Malam menjelang, Fumi mengantarkan Akira ke rumah sakit, ia juga menjenguk Livia bahkan menunggu orang yang akan menjemput Akira nanti. Fumi memilih untuk menjaga Livia dari pada ikut menghadiri acara pertunangan Akira yang hanya di hadiri oleh keluarga dari pihak calonnya. Akira juga tidak mempermasalahkan soal itu, justru ia merasa lega jika Livia ada yang menemani.
Sreeet
Suara pintu terbuka berhasil mengalihkan pandangan Fumi, dan disana ada Reiner, orang yang membuka pintu tersebut.
"Aku membawakan mu cemilan dan juga hot coffee." Ucap Reiner menghampiri Fumi. "Tadi Akira mengirim pesan kalau kamu ada disini jagain tante Livia." Lanjutnya."Terima kasih." Ujar Fumi yang menerima makanan dan minuman dari Reiner, sementara Reiner hanya menganggukan kepala. Suana pun menjadi sunyi, Reiner merasa gugup dengan keadaan saat ini, sedangkan Fumi kembali teringat dengan kata kata Reiner pada saat itu.
"Fumi... Apa kamu masih menyukai Akira?"
"Kenapa tanya hal itu?"
"Akira sangat mencintai Yusa dan dia tidak sadar kalau kamu mencintainya juga, tidak kah kamu merasa sakit dengan perasaan yang tak terbalas itu? Bahkan kamu sudah menyimpannya hingga bertahun tahun lamanya?"
"Itu urusan ku."
"Jika... Jika ada seseorang yang mencintai mu dan akan berusaha untuk membantu mu menghilangkan perasaan mu terhadap Akira, bagaimana? Apakah kamu akan memberikannya kesempatan?"

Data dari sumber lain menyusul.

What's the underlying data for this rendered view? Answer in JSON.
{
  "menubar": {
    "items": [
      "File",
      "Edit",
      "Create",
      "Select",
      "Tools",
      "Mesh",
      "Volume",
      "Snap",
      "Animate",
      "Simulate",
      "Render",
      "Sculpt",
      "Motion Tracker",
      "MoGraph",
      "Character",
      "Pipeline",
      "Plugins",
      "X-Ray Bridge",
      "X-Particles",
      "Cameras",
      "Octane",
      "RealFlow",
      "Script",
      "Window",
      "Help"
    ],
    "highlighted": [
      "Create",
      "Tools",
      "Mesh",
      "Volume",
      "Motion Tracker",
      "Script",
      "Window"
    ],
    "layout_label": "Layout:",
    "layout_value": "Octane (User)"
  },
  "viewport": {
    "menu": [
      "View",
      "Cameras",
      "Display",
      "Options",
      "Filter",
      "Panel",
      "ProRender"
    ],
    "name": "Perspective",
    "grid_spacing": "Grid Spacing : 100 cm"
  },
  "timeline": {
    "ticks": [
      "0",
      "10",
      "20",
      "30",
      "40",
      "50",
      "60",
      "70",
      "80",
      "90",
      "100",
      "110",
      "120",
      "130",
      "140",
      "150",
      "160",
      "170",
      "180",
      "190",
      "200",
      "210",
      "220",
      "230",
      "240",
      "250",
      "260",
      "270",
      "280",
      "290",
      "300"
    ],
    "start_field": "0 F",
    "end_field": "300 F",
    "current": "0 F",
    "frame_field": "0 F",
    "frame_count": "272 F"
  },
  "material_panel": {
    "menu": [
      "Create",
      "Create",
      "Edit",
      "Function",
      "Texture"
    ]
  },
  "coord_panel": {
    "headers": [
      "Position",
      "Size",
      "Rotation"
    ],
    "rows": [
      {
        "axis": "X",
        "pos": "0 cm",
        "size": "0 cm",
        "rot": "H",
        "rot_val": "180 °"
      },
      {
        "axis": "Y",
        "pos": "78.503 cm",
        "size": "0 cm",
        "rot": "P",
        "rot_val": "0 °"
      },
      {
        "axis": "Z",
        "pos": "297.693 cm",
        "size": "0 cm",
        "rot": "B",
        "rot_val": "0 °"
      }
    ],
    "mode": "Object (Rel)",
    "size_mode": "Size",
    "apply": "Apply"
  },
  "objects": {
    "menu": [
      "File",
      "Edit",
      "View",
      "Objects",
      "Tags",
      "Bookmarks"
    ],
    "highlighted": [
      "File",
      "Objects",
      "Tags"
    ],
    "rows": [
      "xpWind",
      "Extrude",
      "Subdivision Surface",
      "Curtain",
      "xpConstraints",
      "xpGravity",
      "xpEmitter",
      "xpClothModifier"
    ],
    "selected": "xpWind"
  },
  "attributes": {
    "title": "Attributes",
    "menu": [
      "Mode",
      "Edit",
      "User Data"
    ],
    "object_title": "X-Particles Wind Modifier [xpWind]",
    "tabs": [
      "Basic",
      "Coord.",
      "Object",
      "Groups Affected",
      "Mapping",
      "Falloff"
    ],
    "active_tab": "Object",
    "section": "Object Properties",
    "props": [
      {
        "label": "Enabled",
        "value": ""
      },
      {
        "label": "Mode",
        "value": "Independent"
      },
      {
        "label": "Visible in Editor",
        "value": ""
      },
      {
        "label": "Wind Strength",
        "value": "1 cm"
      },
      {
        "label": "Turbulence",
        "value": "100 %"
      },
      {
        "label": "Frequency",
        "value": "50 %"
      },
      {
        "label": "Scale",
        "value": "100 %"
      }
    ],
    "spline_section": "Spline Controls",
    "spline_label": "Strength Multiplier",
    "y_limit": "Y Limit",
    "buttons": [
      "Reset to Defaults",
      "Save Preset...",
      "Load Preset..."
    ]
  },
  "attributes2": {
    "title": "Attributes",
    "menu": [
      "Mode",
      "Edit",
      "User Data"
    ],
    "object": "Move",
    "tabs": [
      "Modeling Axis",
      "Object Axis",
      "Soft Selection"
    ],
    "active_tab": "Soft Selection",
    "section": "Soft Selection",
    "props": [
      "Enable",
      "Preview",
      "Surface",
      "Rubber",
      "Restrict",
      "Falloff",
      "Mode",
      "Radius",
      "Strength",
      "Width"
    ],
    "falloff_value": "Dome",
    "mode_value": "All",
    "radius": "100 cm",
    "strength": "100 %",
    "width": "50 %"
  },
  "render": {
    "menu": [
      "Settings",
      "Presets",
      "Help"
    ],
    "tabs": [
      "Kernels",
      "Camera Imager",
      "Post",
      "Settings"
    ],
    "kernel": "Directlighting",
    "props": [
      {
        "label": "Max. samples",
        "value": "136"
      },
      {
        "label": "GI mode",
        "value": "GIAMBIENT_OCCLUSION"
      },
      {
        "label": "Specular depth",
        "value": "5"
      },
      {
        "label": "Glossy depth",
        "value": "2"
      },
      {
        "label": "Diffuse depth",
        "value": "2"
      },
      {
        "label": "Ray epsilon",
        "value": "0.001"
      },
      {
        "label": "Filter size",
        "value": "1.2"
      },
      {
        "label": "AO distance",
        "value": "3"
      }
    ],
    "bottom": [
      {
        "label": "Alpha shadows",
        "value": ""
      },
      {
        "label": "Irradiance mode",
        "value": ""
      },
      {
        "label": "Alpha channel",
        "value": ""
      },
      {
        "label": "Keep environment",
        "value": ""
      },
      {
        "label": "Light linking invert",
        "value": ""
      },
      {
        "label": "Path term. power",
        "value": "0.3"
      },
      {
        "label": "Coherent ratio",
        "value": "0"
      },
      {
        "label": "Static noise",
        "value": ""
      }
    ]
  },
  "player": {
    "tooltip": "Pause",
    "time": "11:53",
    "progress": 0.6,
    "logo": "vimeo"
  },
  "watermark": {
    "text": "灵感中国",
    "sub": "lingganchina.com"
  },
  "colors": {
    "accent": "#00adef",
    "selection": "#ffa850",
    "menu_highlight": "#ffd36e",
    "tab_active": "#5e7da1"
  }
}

"Entah, aku tidak tau. Lagi pula aku tidak yakin kalau aku bisa mencintai orang lain selain Akira. Karena kenyatannya, hingga bertahun tahun lamanya, hanya Akira yang selalu berada di hati ku."
"Aku rasa, itu karena kamu tidak pernah mau mencoba untuk membuka hati mu kepada orang lain. Akira pernah bercerita pada ku, kalau kamu selalu menolak setiap orang yang datang menyatakan cintanya. Fumi, bisa kah sekarang kamu menyerah terhadap Akira dan mulai belajar membuka hati mu?"
"Kalau pun aku mencoba membuka hati ku, apa kau pikir ada orang yang mau menerima ku jika hati ku masih milik orang lain? Seandainya aku tidak mengatakannya, pasti sikap ku tidak akan membuat orang itu nyaman dan hubungan itu akan berakhir dalam sekejab. Lagi pula, aku tidak dekat dengan siapa pun saat ini."
"Aku!"
"Hah?"
"Aku orang yang akan menerima mu apa adanya sekali pun hati mu masih milik Akira. Aku akan terus berusaha membuat mu jatuh cinta pada ku, sekali pun membutuhkan waktu satu tahun lamanya, aku akan berusaha! Asalkan... Kamu benar benar mencoba untuk membuka hati mu untuk ku dan mulai belajar menghilangkan perasaan mu kepada Akira, tidak usah terburu buru, karena aku akan selalu menunggu. Jadi Fumi, mau kah kamu menerima ku?"
"Aku akan mencobanya." Ucap Fumi seketika memecahkan keheningan.
"Huh? Mencoba apa?" Tanya Reiner bingung.
"Menjalin hubungan dengan mu, dan belajar untuk membuka hati ku." Jawab Fumi dengan memandang Reiner tajam.
Senyuman mulai merekah pada wajah Reiner, bahkan kedua matanya nampak berbinar. "Terima kasih banyak Fumi, aku akan berusaha untuk membuat mu jatuh cinta pada ku!"